Hay dos historias que se escriben en simultáneo, la de la especie y la del individuo. A la primera le tiene sin cuidado la segunda, a la que considera apenas un accidente aleatorio que no obstruye su avance.

Individuo soy, y a pesar de saberme ínfima e insignificante partícula de lo creado, la euforia del caminante me hace sentirme querido e importante.

Ya no había barro en la senda. El día era magnífico. Caminábamos a buen ritmo. Cantaba y pensaba, me sentía feliz. La senda estaba rodeada de árboles y luz. De repente me encontré con una ruta asfáltica que irrumpía contrastando el paisaje bucólico. Para colmo el asfalto se proyectaba hacia lo alto, en un zig-zag desafiante y fatigoso. No había más remedio que caminar al costado de la ruta. Los autos y camiones circulaban a velocidad, desaprensivos e ignorantes de mi peregrinar. Mi mujer y nuestros amigos optaron por una senda y quedamos en encontrarnos al pie del cerro. Pensé que el Camino -sin contar con los furtivos contactos con el Escriba, que parecían formar parte más de lo imaginario que de lo real-, no me había regalado aún ninguna experiencia de esas que uno rotularía como místicas o sobrenaturales. Sumido en esas reflexiones divisé un mojón. Continuando el rito recogí dos piedras, una más grande y otra más pequeña, porque la mente caprichosa me exigía que recordara a los abuelos fallecidos de mi mujer, una pareja envidiable que había sido fundamental en nuestra historia de amor.
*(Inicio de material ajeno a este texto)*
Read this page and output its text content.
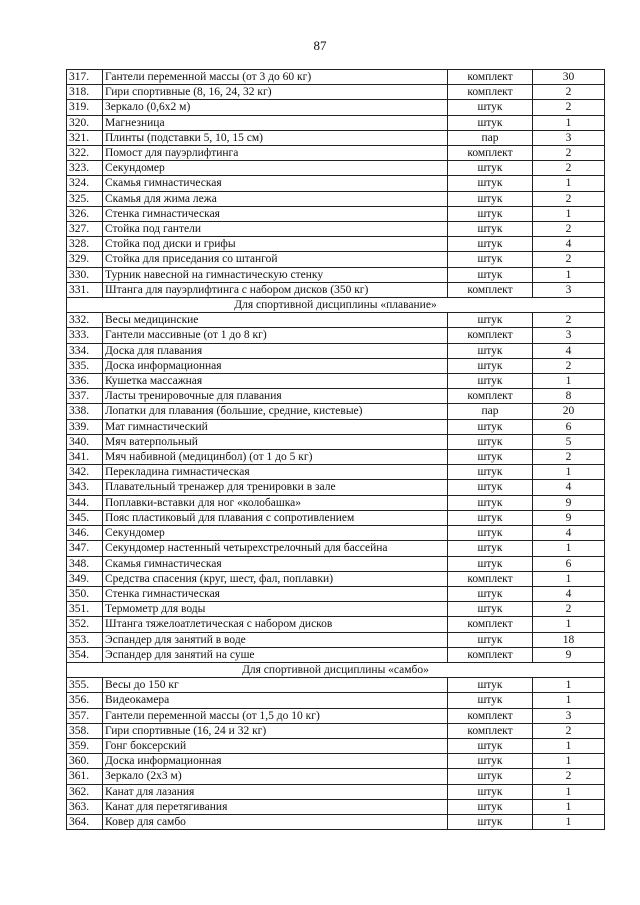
87
317.	Гантели переменной массы (от 3 до 60 кг)	комплект	30
318.	Гири спортивные (8, 16, 24, 32 кг)	комплект	2
319.	Зеркало (0,6х2 м)	штук	2
320.	Магнезница	штук	1
321.	Плинты (подставки 5, 10, 15 см)	пар	3
322.	Помост для пауэрлифтинга	комплект	2
323.	Секундомер	штук	2
324.	Скамья гимнастическая	штук	1
325.	Скамья для жима лежа	штук	2
326.	Стенка гимнастическая	штук	1
327.	Стойка под гантели	штук	2
328.	Стойка под диски и грифы	штук	4
329.	Стойка для приседания со штангой	штук	2
330.	Турник навесной на гимнастическую стенку	штук	1
331.	Штанга для пауэрлифтинга с набором дисков (350 кг)	комплект	3
Для спортивной дисциплины «плавание»			
332.	Весы медицинские	штук	2
333.	Гантели массивные (от 1 до 8 кг)	комплект	3
334.	Доска для плавания	штук	4
335.	Доска информационная	штук	2
336.	Кушетка массажная	штук	1
337.	Ласты тренировочные для плавания	комплект	8
338.	Лопатки для плавания (большие, средние, кистевые)	пар	20
339.	Мат гимнастический	штук	6
340.	Мяч ватерпольный	штук	5
341.	Мяч набивной (медицинбол) (от 1 до 5 кг)	штук	2
342.	Перекладина гимнастическая	штук	1
343.	Плавательный тренажер для тренировки в зале	штук	4
344.	Поплавки-вставки для ног «колобашка»	штук	9
345.	Пояс пластиковый для плавания с сопротивлением	штук	9
346.	Секундомер	штук	4
347.	Секундомер настенный четырехстрелочный для бассейна	штук	1
348.	Скамья гимнастическая	штук	6
349.	Средства спасения (круг, шест, фал, поплавки)	комплект	1
350.	Стенка гимнастическая	штук	4
351.	Термометр для воды	штук	2
352.	Штанга тяжелоатлетическая с набором дисков	комплект	1
353.	Эспандер для занятий в воде	штук	18
354.	Эспандер для занятий на суше	комплект	9
Для спортивной дисциплины «самбо»			
355.	Весы до 150 кг	штук	1
356.	Видеокамера	штук	1
357.	Гантели переменной массы (от 1,5 до 10 кг)	комплект	3
358.	Гири спортивные (16, 24 и 32 кг)	комплект	2
359.	Гонг боксерский	штук	1
360.	Доска информационная	штук	1
361.	Зеркало (2х3 м)	штук	2
362.	Канат для лазания	штук	1
363.	Канат для перетягивания	штук	1
364.	Ковер для самбо	штук	1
Reinicié la aburrida trepada en torno al pavimento. Pensé que era un buen momento para que el viaje me regalara alguna demostración de lo sobrenatural. No había terminado de pronunciar la blasfemia cuando una soberbia pareja de ciervos apareció de la nada. (Un macho con una cornamenta formidable, y la otra menos robusta y sin cuernos, presumo que era la hembra.) Fueron segundos en el que ellos pasaron frente a mis narices. Tan cercana y súbita fue su aparición que caí sentado en la hierba, el corazón desbocado y el olfato impregnado por un fuerte y salvaje hedor animal. Me puse de pie y reí a carcajadas. Los abuelos habían respondido a mis peticiones. A cada peregrino le preguntaba si había visto una pareja de ciervos. Unos me miraban con asombro y otros como a un loco. Nadie había visto nada.
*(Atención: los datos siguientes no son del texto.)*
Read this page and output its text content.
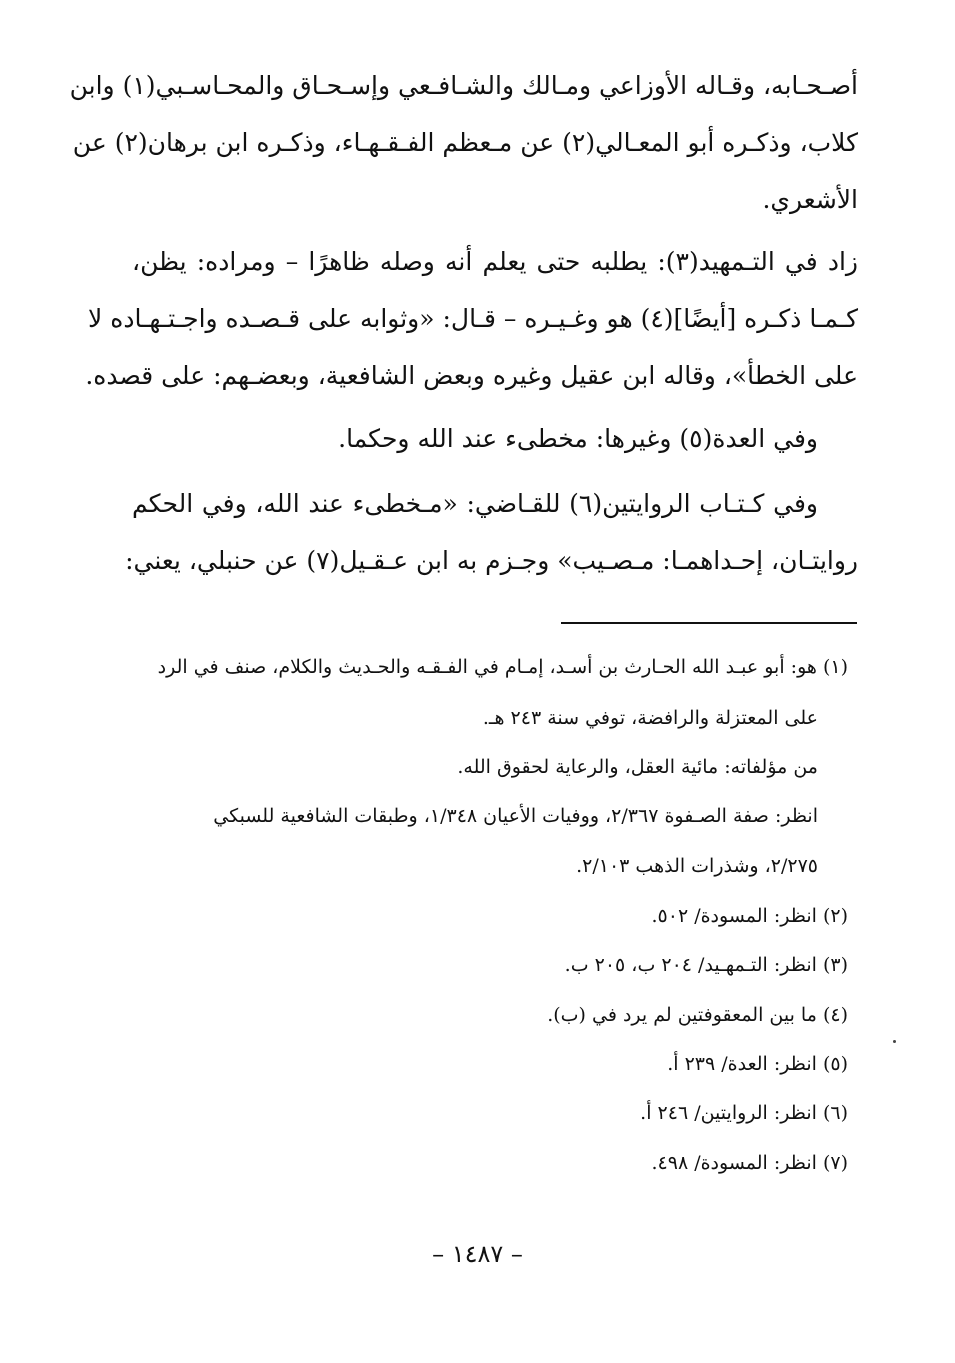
أصـحـابه، وقـاله الأوزاعي ومـالك والشـافـعي وإسـحـاق والمحـاسـبي(١) وابن
كلاب، وذكـره أبو المعـالي(٢) عن مـعظم الفـقـهـاء، وذكـره ابن برهان(٢) عن
الأشعري.
زاد في التـمهيد(٣): يطلبه حتى يعلم أنه وصله ظاهرًا – ومراده: يظن،
كـمـا ذكـره [أيضًا](٤) هو وغـيـره – قـال: «وثوابه على قـصـده واجـتـهـاده لا
على الخطأ»، وقاله ابن عقيل وغيره وبعض الشافعية، وبعضـهم: على قصده.
وفي العدة(٥) وغيرها: مخطىء عند الله وحكما.
وفي كـتـاب الروايتين(٦) للقـاضي: «مـخطىء عند الله، وفي الحكم
روايتـان، إحـداهمـا: مـصـيب» وجـزم به ابن عـقـيل(٧) عن حنبلي، يعني:
(١) هو: أبو عبـد الله الحـارث بن أسـد، إمـام في الفـقـه والحـديث والكلام، صنف في الرد
على المعتزلة والرافضة، توفي سنة ٢٤٣ هـ.
من مؤلفاته: مائية العقل، والرعاية لحقوق الله.
انظر: صفة الصـفوة ٢/٣٦٧، ووفيات الأعيان ١/٣٤٨، وطبقات الشافعية للسبكي
٢/٢٧٥، وشذرات الذهب ٢/١٠٣.
(٢) انظر: المسودة/ ٥٠٢.
(٣) انظر: التـمهـيد/ ٢٠٤ ب، ٢٠٥ ب.
(٤) ما بين المعقوفتين لم يرد في (ب).
(٥) انظر: العدة/ ٢٣٩ أ.
(٦) انظر: الروايتين/ ٢٤٦ أ.
(٧) انظر: المسودة/ ٤٩٨.
– ١٤٨٧ –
Superado el aburrido tramo del asfalto reingresé por caminos internos que, de a ratos, desembocaban en caseríos dispersos. En uno de ellos me sorprendió un labriego rodeado de perros intentando conducir una yunta de bueyes. Y en otro punto observé a una mujer en cuclillas con una especie de hoz segando algún tipo de cultivo. Eran extrañas postales del Medioevo en pleno siglo XXI. Traspuse un pequeño puente de madera debajo del cual surcaba un arroyo de agua cristalina, y a mi derecha divisé el lugar donde habíamos acordado almorzar. Al pie del cerro. Demoraban. Unos ciclistas habían visto a mi mujer y mis amigos bastante retrasados. El Camino hermana a los peregrinos, nos hace ser familia. Un linaje que guarda un solo objetivo: Santiago de Compostela.

Sentado en una mesa escondida, aunque visible para mis ojos, el Escriba sonreía de oreja a oreja.